LONDON — Euroskeptic lawmakers in Prime Minister David Cameron’s Conservative Party reacted with anger to a call by the United States for Britain to remain part of the European Union (EU).
Philip Gordon, the assistant secretary of state for European Affairs, said Wednesday the United States wants Britain to stay in the EU as a “strong voice” and warned of the risks of holding a referendum on continued membership of the 27-nation bloc, the BBC reported, citing a briefing.
“The Obama administration now thinks the U.K. should be subservient to Brussels rule in many areas, just so the U.S. has a more acceptable lobbyist at the EU court,” former Cabinet minister John Redwood wrote on his blog. “The U.S. stance will probably recruit more U.K. citizens to the cause of a new and different relationship with the EU for the U.K. We have no wish to be told that we should lose our democracy in the cause of advancing America’s.”
Cameron is scheduled to make a speech setting out his policy on Britain’s future relationship with the EU in the coming weeks, under pressure from some members of his party to call a referendum on pulling out.
The U.K. staying in the EU is important to U.S. interests and a referendum would risk turning the country “inwards,” Gordon was cited as saying in the briefing for selected diplomatic correspondents in London.
“We have a growing relationship with the EU as an institution, which has an increasing voice in the world, and we want to see a strong British voice in that EU. That is in America’s interests,” Gordon was quoted as telling the reporters. “We welcome an outward-looking EU with Britain in it.”
Bernard Jenkin, the Tory chairman of the House of Commons Public Administration Committee, said Gordon’s intervention showed that U.S. governments do not understand the complexities of the EU.
“They have a default position that the United States of Europe is going to be the same as the United States of America. They haven’t got a clue,” he told BBC Radio 5. “The State Department in particular has long had this predilection that somehow European unity is a good thing and Britain ought to be in there, but I don’t think David Cameron is going to be dictated to based on such a misunderstanding.”

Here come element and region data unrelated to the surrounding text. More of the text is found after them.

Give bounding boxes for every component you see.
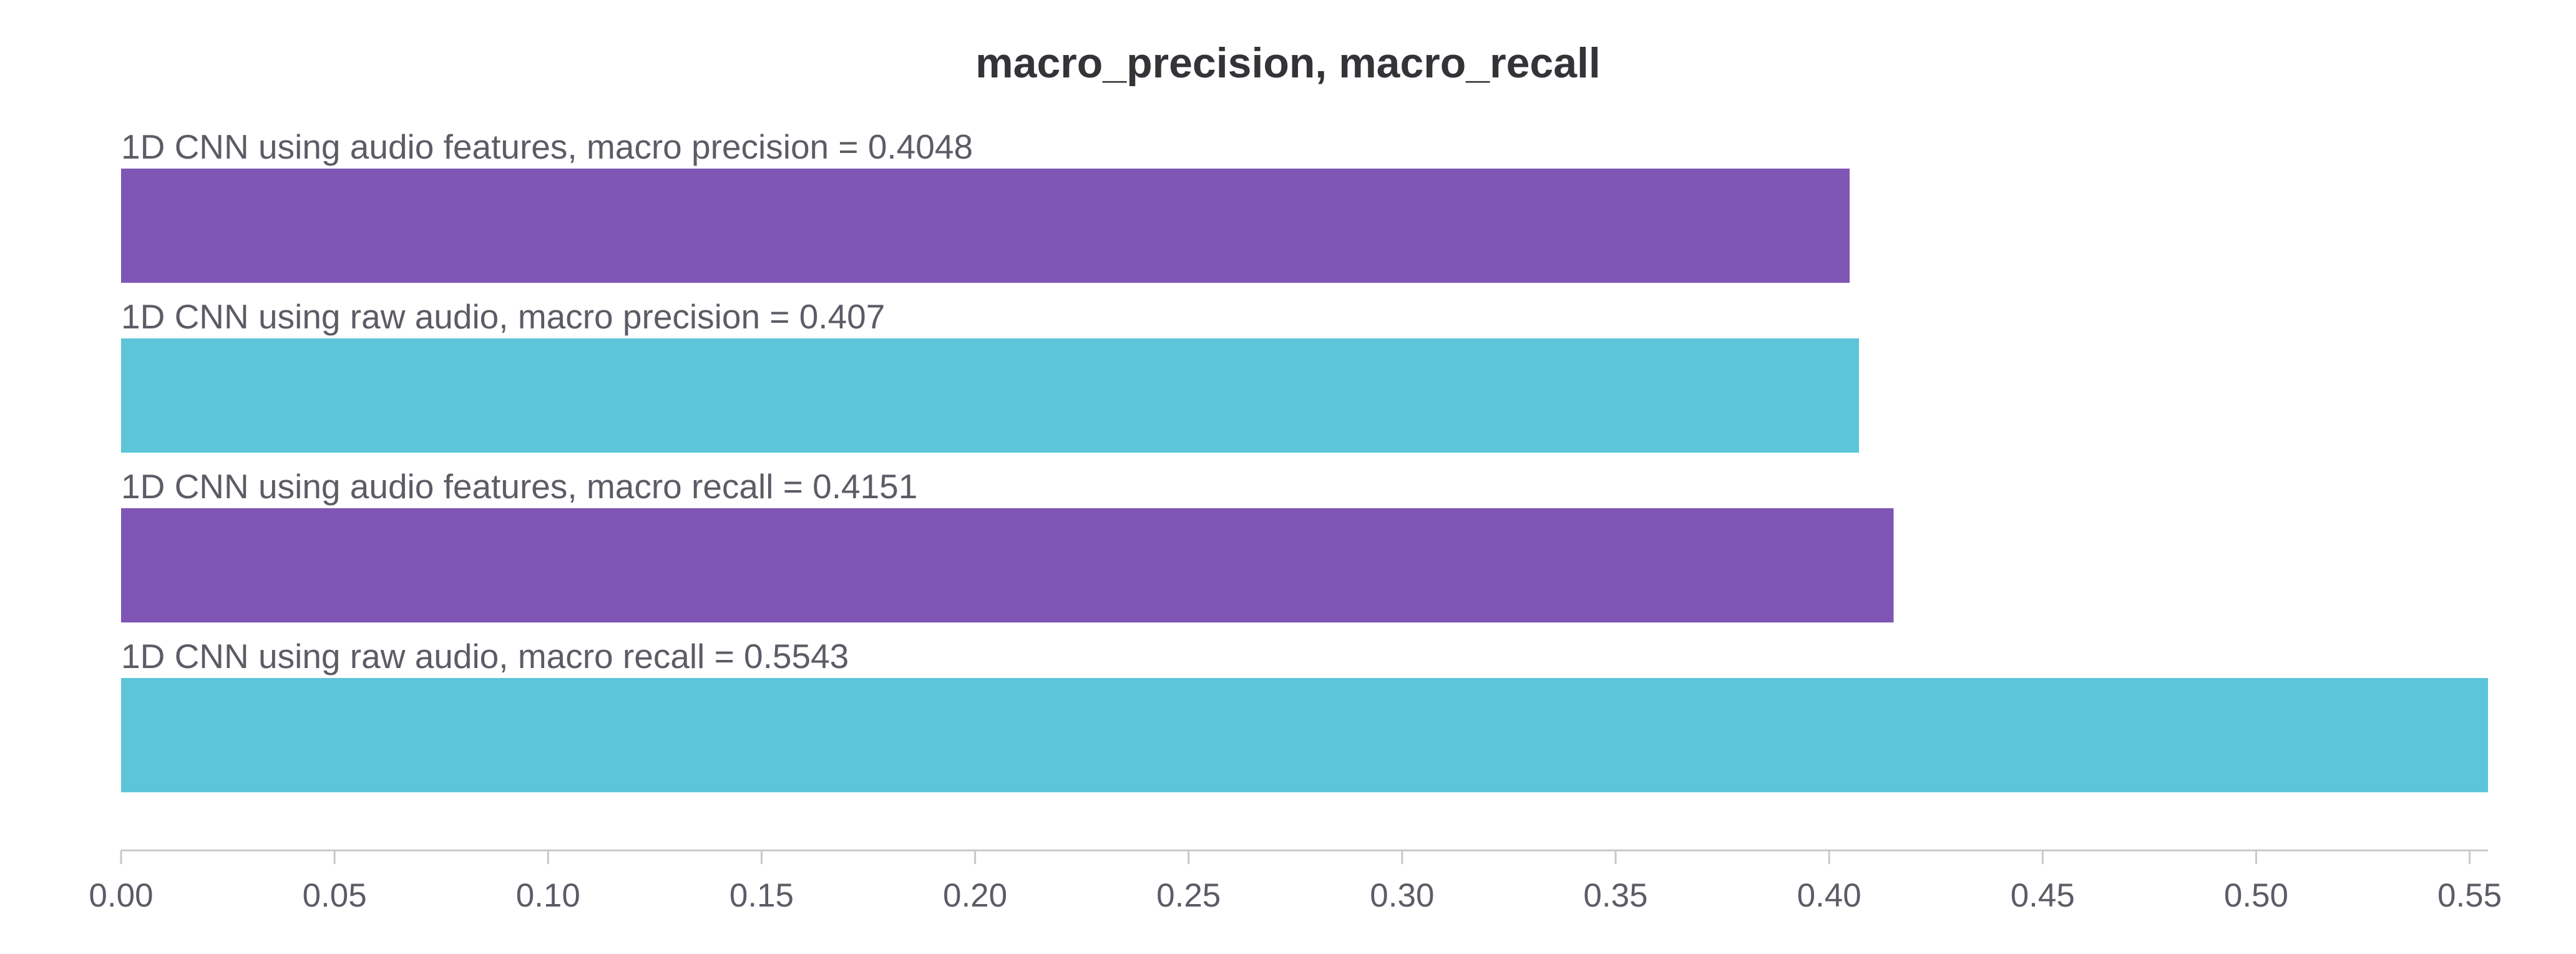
- x-tick-label: 0.15: [729, 877, 794, 914]
- x-tick-label: 0.00: [89, 877, 153, 914]
- bars-layer: 1D CNN using audio features, macro preci…: [121, 127, 2488, 792]
- bar[interactable]: [121, 169, 1850, 283]
- x-tick-label: 0.10: [516, 877, 580, 914]
- x-tick-label: 0.55: [2437, 877, 2502, 914]
- bar[interactable]: [121, 678, 2488, 792]
- x-tick-label: 0.45: [2011, 877, 2075, 914]
- x-tick-label: 0.35: [1583, 877, 1647, 914]
- bar[interactable]: [121, 508, 1894, 622]
- bar-label: 1D CNN using audio features, macro recal…: [121, 467, 917, 506]
- bar-label: 1D CNN using raw audio, macro recall = 0…: [121, 637, 849, 676]
- chart-title: macro_precision, macro_recall: [975, 39, 1601, 87]
- bar-label: 1D CNN using audio features, macro preci…: [121, 127, 973, 166]
- x-tick-label: 0.25: [1156, 877, 1221, 914]
- bar[interactable]: [121, 338, 1860, 453]
- x-axis-ticks: 0.00 0.05 0.10 0.15 0.20 0.25 0.30 0.35 0.40 0.45…: [89, 850, 2502, 914]
- x-tick-label: 0.40: [1797, 877, 1861, 914]
- x-tick-label: 0.05: [303, 877, 367, 914]
- x-tick-label: 0.30: [1370, 877, 1434, 914]
- x-tick-label: 0.20: [943, 877, 1007, 914]
- x-tick-label: 0.50: [2224, 877, 2288, 914]
- bar-label: 1D CNN using raw audio, macro precision …: [121, 297, 885, 336]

That view was echoed by another Tory lawmaker, Mark Pritchard.
“Whilst the U.S. understandably wants a stable and integrated Europe, U.S. lawmakers have not yet fully realized the national-security and foreign-policy implications of a united federal Europe which, over time, will develop an EU foreign policy replacing an independent U.K. foreign policy,” he said in a telephone interview. “This will not be good for U.S. interests or security as it is the U.K., not other EU members, who have stood shoulder-to-shoulder with America.”

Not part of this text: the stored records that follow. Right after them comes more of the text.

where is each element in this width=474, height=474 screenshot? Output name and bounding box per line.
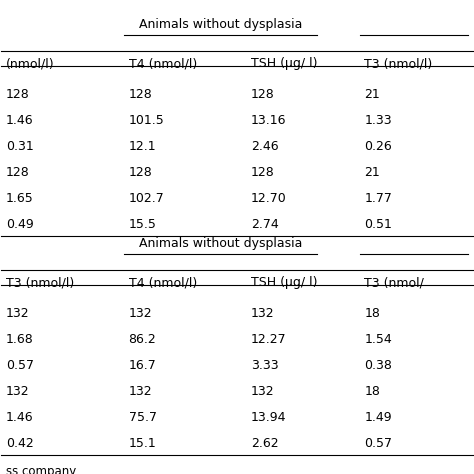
Text: T3 (nmol/: T3 (nmol/ [364, 276, 424, 289]
Text: 128: 128 [251, 166, 275, 179]
Text: 0.42: 0.42 [6, 437, 34, 450]
Text: 21: 21 [364, 88, 380, 101]
Text: 128: 128 [251, 88, 275, 101]
Text: 102.7: 102.7 [128, 192, 164, 205]
Text: 15.1: 15.1 [128, 437, 156, 450]
Text: 2.62: 2.62 [251, 437, 279, 450]
Text: 18: 18 [364, 307, 380, 320]
Text: 128: 128 [6, 166, 30, 179]
Text: 75.7: 75.7 [128, 411, 156, 424]
Text: 3.33: 3.33 [251, 359, 279, 372]
Text: T4 (nmol/l): T4 (nmol/l) [128, 276, 197, 289]
Text: 13.16: 13.16 [251, 114, 287, 128]
Text: 18: 18 [364, 385, 380, 398]
Text: TSH (μg/ l): TSH (μg/ l) [251, 57, 318, 70]
Text: 0.51: 0.51 [364, 218, 392, 231]
Text: 128: 128 [128, 166, 152, 179]
Text: 0.38: 0.38 [364, 359, 392, 372]
Text: 1.46: 1.46 [6, 114, 34, 128]
Text: 2.46: 2.46 [251, 140, 279, 153]
Text: ss company.: ss company. [6, 465, 79, 474]
Text: 86.2: 86.2 [128, 333, 156, 346]
Text: 0.57: 0.57 [364, 437, 392, 450]
Text: 12.27: 12.27 [251, 333, 287, 346]
Text: 1.46: 1.46 [6, 411, 34, 424]
Text: 132: 132 [251, 307, 275, 320]
Text: 132: 132 [251, 385, 275, 398]
Text: 16.7: 16.7 [128, 359, 156, 372]
Text: 0.49: 0.49 [6, 218, 34, 231]
Text: Animals without dysplasia: Animals without dysplasia [139, 18, 302, 31]
Text: 1.33: 1.33 [364, 114, 392, 128]
Text: 132: 132 [6, 385, 30, 398]
Text: 1.54: 1.54 [364, 333, 392, 346]
Text: T3 (nmol/l): T3 (nmol/l) [364, 57, 432, 70]
Text: 21: 21 [364, 166, 380, 179]
Text: 1.77: 1.77 [364, 192, 392, 205]
Text: 128: 128 [128, 88, 152, 101]
Text: 15.5: 15.5 [128, 218, 156, 231]
Text: 1.65: 1.65 [6, 192, 34, 205]
Text: 132: 132 [128, 385, 152, 398]
Text: 132: 132 [128, 307, 152, 320]
Text: 12.1: 12.1 [128, 140, 156, 153]
Text: 0.26: 0.26 [364, 140, 392, 153]
Text: 101.5: 101.5 [128, 114, 164, 128]
Text: Animals without dysplasia: Animals without dysplasia [139, 237, 302, 250]
Text: 13.94: 13.94 [251, 411, 287, 424]
Text: T3 (nmol/l): T3 (nmol/l) [6, 276, 74, 289]
Text: 1.49: 1.49 [364, 411, 392, 424]
Text: 0.31: 0.31 [6, 140, 34, 153]
Text: (nmol/l): (nmol/l) [6, 57, 55, 70]
Text: 132: 132 [6, 307, 30, 320]
Text: 12.70: 12.70 [251, 192, 287, 205]
Text: TSH (μg/ l): TSH (μg/ l) [251, 276, 318, 289]
Text: 1.68: 1.68 [6, 333, 34, 346]
Text: 0.57: 0.57 [6, 359, 34, 372]
Text: 128: 128 [6, 88, 30, 101]
Text: T4 (nmol/l): T4 (nmol/l) [128, 57, 197, 70]
Text: 2.74: 2.74 [251, 218, 279, 231]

Gordon stressed that the decision about membership is one for Britain, while pointing out the danger of the bloc spending too much time working on its structure rather than the economic and social challenges it faces.
“I’m not going to imagine an EU which ever buried any internal debates,” he was cited as saying. “But it is best for everyone, we think, when leaders have the time to be able to focus on common challenges rather than spending their time on internal workings.”
Deputy Prime Minister Nick Clegg, who leads Cameron’s pro-EU Liberal Democrat coalition partners, said Gordon’s comments were “entirely unsurprising” because of Britain’s importance to the United States.
“America has been saying for ages — since the 1950s — that Britain and the special relationship between Britain and America which has gone through thick and thin, through conflict and peace, is one that is based on the fact that we are valuable to our American friends,” he said on LBC radio. “They are perfectly entitled to say ‘Look, if you’re interested in the American perspective, we think Britain stands tall in the world if you stand tall in your own neighborhood.”’
Arguments in the Conservative Party over Europe dogged the time in office of John Major, the party’s last prime minister before Cameron, and show no sign of abating. The U.K. Independence Party, which seeks Britain’s withdrawal from the EU, is attracting the support of about 10 percent of respondents in opinion polls.
“I think Britain should do what’s in its interests, not what’s convenient for the Americans,” Conservative lawmaker Dominic Raab told BBC Radio 4 today. Gordon’s judgment “not only gets wrong Britain’s interest, but it gets wrong America’s interest.”